Lack of road repair pushes up your maintenance bills

Lack of road repair pushes up your maintenance bills

Posted by

Martin Brown

November 2017

It’s that moment – and we’ve all been there: the sickening metallic bang as your lovely alloy wheel disappears into a pothole and at the same time the car springs compress to the very top of the suspension turret threatening to protrude through the bonnet.

And then …

…then there’s the dreaded flap, flap, flap sound that’s a sure sign you’ve got a burst tyre.

Does this scenario sound familiar?

It is increasingly becoming the norm. According to the latest stats I was reading, although annual road traffic in England and Wales has increased by 11.4 billion miles since 2014 actual road maintenance budgets have fallen by £220 million in the same period.

The research, carried out by AA Tyres, also found that the annual spend on pothole repairs has dropped by £42 million (29%) since 2014 – and that can only mean one thing.

More chance of damaged tyres; more chance of damaged alloy wheels. It is especially the case for corporate and SME fleets with often hundreds of cars on the road travelling thousands of miles a year.

Not surprising when you consider a total of 1,748,916 potholes were repaired in England and Wales in 2016 – 35% fewer than in 2014 while a third (32%) of drivers have suffered pothole-related damage in the last two years.

So what’s the answer – swerve past each pothole?

Hardly. Apart from being dangerous to other drivers there is the potential for loss of control if you hit the pothole at an angle or over correct too sharply.

For fleet managers, just take the cost on the chin?

Unlikely with a fleet of, say, more than 50 cars that would be costly and would no doubt attract the unwelcome focus of the finance director.

So what is the answer to minimise risk of damage to tyres and suspension from pothole damage?

One way for drivers and fleets to de-risk is to consider maintenance as part of the overall leasing package.

Maintenance is a way of spreading repair risk across the period of the leasing contract. So you get no unwelcome surprises.

(Which, handily, keeps the FD at bay).

Maintenance covers not only expected servicing costs but includes replacement exhausts, batteries, repairs, vehicle recovery, MoTs and so on.

And tyres…

Tyres that are worn, but also tyres that get punctured, too.

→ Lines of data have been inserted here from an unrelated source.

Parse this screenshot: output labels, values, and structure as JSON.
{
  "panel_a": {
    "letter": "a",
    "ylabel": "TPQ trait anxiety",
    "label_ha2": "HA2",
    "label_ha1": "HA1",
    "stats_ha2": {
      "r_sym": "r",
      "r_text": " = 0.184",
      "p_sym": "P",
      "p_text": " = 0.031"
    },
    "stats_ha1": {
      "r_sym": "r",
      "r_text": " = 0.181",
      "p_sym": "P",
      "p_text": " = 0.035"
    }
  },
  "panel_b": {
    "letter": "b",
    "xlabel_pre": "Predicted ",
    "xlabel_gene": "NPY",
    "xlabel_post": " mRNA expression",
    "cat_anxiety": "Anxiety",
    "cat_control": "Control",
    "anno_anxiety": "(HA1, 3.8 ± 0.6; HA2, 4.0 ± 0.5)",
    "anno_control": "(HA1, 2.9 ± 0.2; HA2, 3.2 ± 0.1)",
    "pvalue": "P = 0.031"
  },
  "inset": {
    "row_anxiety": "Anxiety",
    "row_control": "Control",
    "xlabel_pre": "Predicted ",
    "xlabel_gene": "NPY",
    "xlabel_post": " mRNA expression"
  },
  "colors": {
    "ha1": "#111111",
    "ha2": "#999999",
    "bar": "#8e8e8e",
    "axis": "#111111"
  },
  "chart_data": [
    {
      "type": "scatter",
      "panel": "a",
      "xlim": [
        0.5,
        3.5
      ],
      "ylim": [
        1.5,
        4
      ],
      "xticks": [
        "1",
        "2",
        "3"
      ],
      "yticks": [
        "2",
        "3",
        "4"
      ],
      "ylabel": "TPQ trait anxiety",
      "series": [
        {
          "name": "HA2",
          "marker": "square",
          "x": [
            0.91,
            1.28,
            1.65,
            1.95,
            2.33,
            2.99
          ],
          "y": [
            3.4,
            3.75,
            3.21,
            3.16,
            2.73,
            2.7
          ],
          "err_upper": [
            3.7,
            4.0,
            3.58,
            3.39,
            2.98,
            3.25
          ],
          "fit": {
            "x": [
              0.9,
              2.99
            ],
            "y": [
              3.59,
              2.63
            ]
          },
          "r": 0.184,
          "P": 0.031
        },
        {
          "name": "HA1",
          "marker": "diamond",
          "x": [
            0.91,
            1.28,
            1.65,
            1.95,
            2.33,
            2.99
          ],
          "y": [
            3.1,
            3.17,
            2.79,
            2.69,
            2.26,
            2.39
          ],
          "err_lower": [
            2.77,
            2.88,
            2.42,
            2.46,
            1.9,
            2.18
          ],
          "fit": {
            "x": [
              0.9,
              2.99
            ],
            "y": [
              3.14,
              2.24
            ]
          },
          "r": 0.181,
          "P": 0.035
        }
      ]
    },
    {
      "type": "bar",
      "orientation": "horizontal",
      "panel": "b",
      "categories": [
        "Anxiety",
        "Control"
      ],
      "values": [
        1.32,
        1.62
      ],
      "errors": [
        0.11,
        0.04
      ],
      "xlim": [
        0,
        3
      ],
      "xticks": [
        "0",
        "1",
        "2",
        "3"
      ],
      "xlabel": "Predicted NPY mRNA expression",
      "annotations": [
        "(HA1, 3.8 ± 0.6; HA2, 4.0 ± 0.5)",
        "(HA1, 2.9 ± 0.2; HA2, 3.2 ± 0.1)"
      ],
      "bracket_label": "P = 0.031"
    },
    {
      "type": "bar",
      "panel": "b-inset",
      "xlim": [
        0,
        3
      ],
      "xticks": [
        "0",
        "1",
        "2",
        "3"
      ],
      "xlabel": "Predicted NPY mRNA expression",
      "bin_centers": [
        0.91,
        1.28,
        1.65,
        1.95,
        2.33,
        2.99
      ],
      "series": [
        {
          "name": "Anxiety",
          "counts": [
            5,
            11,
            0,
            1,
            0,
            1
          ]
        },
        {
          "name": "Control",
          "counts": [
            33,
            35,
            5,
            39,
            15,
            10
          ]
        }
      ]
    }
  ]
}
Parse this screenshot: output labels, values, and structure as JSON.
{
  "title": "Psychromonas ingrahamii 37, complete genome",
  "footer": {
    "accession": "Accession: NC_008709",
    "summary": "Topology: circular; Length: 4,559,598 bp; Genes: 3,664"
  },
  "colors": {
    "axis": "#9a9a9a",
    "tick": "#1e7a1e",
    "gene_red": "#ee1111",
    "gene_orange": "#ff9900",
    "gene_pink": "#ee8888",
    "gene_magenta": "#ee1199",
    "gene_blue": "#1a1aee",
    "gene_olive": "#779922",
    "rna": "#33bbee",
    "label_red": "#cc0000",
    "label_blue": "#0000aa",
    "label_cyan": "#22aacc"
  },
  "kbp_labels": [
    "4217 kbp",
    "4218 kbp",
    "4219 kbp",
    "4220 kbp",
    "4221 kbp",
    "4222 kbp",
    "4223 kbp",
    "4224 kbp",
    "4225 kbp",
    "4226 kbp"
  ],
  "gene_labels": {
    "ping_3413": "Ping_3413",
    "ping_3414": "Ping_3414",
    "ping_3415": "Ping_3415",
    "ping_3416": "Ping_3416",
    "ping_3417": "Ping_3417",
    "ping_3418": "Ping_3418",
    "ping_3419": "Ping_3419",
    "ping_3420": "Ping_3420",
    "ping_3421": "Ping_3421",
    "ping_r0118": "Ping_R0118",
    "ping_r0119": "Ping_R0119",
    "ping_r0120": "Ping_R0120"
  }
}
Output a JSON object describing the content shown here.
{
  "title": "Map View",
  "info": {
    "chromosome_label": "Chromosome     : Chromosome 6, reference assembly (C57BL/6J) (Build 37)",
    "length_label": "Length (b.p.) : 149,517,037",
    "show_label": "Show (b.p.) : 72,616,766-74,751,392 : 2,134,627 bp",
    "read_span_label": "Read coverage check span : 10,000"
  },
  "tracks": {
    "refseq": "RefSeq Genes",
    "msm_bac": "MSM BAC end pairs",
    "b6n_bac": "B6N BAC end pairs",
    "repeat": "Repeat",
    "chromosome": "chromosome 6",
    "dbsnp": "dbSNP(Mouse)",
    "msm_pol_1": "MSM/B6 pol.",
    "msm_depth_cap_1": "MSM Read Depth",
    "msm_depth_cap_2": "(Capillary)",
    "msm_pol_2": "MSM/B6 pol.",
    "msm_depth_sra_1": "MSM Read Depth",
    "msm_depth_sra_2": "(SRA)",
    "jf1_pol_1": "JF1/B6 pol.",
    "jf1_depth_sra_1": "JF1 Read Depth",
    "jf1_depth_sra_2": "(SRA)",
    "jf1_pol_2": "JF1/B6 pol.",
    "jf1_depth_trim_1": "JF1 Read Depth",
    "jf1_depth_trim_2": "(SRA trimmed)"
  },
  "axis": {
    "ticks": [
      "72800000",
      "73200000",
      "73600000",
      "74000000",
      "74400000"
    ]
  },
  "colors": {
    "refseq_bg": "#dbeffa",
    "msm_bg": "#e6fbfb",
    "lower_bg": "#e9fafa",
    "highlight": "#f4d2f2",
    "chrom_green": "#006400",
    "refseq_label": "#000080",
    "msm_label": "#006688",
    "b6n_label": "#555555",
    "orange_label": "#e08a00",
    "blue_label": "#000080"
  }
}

It’s all included with a maintenance agreement*.

Other benefits include something we call Vehicle Downtime Management, which provides an on-call dedicated help desk that’s open around the clock to ensure the day to day running of a fleet continues…on the road, not stuck in a workshop waiting for repair order approval.

Of course, a maintenance agreement is not right for everyone – but it is one way to curb the growing menace of pothole damage.

Unless of course, our kitchens might provide an answer. Quite literally.

Television show MasterChef provided the inspiration for engineer Alvaro Garcia Hernandez, an assistant professor at the Nottingham Transportation Engineering Centre. He was watching an amateur chef on the show create a dish where sunflower oil was ‘encapsulated’ inside the shell of another item of food.

And that was the lightbulb moment: sunflower oil capsules buried inside roads. Apparently, sunflower has self-healing properties for bitumen.

It works like this. When the capsules break, the oil is released to mix with the bitumen that surrounds the aggregate to fill cracks in the road. In turn this helps prevent small defects becoming more serious.

Now the engineer is working with Nottingham University and the Highways Agency on cooking up pilot trials of self-healing aggregate.

Sounds bizarre, doesn’t it, but It could be a recipe to prevent those pothole costs rising further.

Well, here’s hoping!

 

*Tyre policies vary between finance providers. Please check what is covered by your finance provider before taking out a maintenance contract.